Defining "usage" is even more complicated than defining users. Some vendors may include newsletter referral clicks as a page view while another vendor may not. Does a user who simply logs in count as usage? Did they visit any pages? Download any content? Some vendors count web page views and downloads differently; some count them the same. Some vendors log records downloaded when you download Excel files; others do not. Some vendors measure time spent, while others simply measure page views. Some measure both.
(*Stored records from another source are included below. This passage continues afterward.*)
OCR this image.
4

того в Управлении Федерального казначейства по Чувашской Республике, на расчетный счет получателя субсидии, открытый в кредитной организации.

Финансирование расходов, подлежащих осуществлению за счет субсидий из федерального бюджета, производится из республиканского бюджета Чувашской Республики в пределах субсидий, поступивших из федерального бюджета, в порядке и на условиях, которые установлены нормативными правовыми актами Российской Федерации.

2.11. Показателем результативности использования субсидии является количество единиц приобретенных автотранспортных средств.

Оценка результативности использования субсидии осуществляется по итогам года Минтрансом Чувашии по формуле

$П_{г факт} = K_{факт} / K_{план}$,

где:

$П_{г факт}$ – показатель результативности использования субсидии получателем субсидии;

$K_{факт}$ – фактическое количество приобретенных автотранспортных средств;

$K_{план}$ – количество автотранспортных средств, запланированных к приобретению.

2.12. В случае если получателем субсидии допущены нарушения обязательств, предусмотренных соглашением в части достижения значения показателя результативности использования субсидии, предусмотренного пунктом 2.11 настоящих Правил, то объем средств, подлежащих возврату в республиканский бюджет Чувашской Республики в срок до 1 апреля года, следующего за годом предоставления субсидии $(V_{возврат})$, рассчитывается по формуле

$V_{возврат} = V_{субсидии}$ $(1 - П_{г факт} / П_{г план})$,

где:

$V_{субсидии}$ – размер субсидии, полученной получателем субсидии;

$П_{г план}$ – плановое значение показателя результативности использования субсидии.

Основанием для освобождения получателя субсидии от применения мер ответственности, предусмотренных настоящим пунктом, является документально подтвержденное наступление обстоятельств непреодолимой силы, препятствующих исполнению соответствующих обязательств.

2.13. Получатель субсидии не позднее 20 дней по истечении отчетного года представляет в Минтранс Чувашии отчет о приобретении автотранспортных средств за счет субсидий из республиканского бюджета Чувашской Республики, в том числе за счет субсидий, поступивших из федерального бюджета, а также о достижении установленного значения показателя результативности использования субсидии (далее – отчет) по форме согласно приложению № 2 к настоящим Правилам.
Second, vendor-only usage data is unreliable or incomplete - some vendors simply may not have the metadata you need or be able to deliver it with the frequency you need it. This is the most important issue in my mind: you don't have the data you need to determine the value of the resources you're buying. Simple as that.

The basic issue with vendor supplied data is this: in order to properly assess value, you can't rely on usage and user data from different sources. And you can't rely on data sources that don't have the metrics you need.

You need to collect your own data. Vendor data won't cut it.

In Part 2 I will address the various means by which we can capture the metrics you need -- in other words, measure your products.